Aug. 7, 2019 By Allie Griffin
The fierce six-weeks-long battle between Public Defender Tiffany Cabán and Queens Borough President Melinda Katz has finally ended when Cabán conceded in the DA primary race Tuesday.
After she failed to win back enough ballots to surpass Katz’s narrow lead in a court decision yesterday, Cabán announced her concession at Katch beer garden in Astoria last night to a crowd of about 150 people. The final margin separating the candidates was just 55 votes.
State Sen. Mike Gianaris and Assembly Member Ron Kim were among the electeds at the party, a thank you event for her volunteers. From Katch’s back patio, Cabán made her concession announcement and admitted that she was a political newcomer up against the establishment favorite.
“I am a 32-year-old queer Latina public defender. I don’t look like our politicians, I don’t sound like most of them. I’d never run a campaign before.”
After the June 25 primary’s results came in, Cabán originally declared victory with more than 1,100 votes ahead of Katz, but when affidavit and absentee ballots were counted, Katz jumped ahead by a mere 16 votes. The slim margin called for a weeks-long manual recount in which more than 90,000 ballots were sorted and recounted. At its completion, Katz came out as the winner by a 60 vote difference.
Then on July 29, the Board of Elections certified the results and declared Katz winner, but it wasn’t over yet. Next came the court battle with Cabán’s campaign challenging dozens of ballots that it said had been wrongly invalidated.
On Tuesday, the judge presiding over the hearing reviewed the ballots in question at a Board of Elections office in Forest Hills, but with only a handful of votes revalidated — the final count gave Katz a 55 vote lead. Cabán then decided to concede rather than continue in court.
“I want to thank Tiffany Cabán for bringing closure to this long and hard-fought race,” Katz said in a statement. “Too often, the process of primary campaigns obscures the vast commonalities we share as Democrats and reformers. We all want a safe Queens where everyone is treated equally.”
While Cabán may have lost, she was proud of what she had accomplished in pushing her party to adopt more liberal policies.
“We completely transformed the conversation around criminal justice reform in this city. We forced the next District Attorney to end ALL cash bail,” Cabán said. “We pushed the decriminalization of sex work into the Presidential campaign.”
She added, “We may have scared Cy Vance out of even running again. And trust me—we terrified the Democratic establishment.”

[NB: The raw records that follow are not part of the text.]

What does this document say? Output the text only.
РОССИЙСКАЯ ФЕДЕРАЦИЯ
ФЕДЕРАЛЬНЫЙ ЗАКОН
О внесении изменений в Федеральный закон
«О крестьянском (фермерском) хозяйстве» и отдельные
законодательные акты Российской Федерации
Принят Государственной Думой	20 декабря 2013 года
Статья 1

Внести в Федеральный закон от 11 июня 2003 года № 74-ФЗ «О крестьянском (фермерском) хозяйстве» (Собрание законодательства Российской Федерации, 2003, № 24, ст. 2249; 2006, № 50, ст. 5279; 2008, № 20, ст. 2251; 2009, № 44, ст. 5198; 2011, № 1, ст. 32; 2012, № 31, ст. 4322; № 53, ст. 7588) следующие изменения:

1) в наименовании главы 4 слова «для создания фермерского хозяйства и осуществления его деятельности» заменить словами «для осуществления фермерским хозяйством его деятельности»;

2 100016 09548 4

The New York Working Families Party agreed. “Tiffany Caban transformed the debate on criminal justice reform, not just in Queens but across the city and country as well,” the party’s State Director Bill Lipton said in a statement. “She proved that progressive campaigns and the progressive movement can succeed across a borough as big and diverse as Queens, and that voters want fundamental changes to our justice system. We hope more courageous candidates like Tiffany run for office everywhere.”
While Lipton congratulated Katz, he critiqued the voting system. “This race also exposed how broken our election system remains,” he said. “Let’s be clear: eligible Queens voters were disenfranchised by the mistakes and incompetence of the BOE. We must enact reforms to ensure that every vote is counted.”
Cabán encouraged those she inspired to run and promised to help them along the way.
“To every young person, to every woman, to every person of color, to every Queer person, every single human being who was inspired by the campaign we built—you are next. And I promise, I will be the first one knocking doors for you.”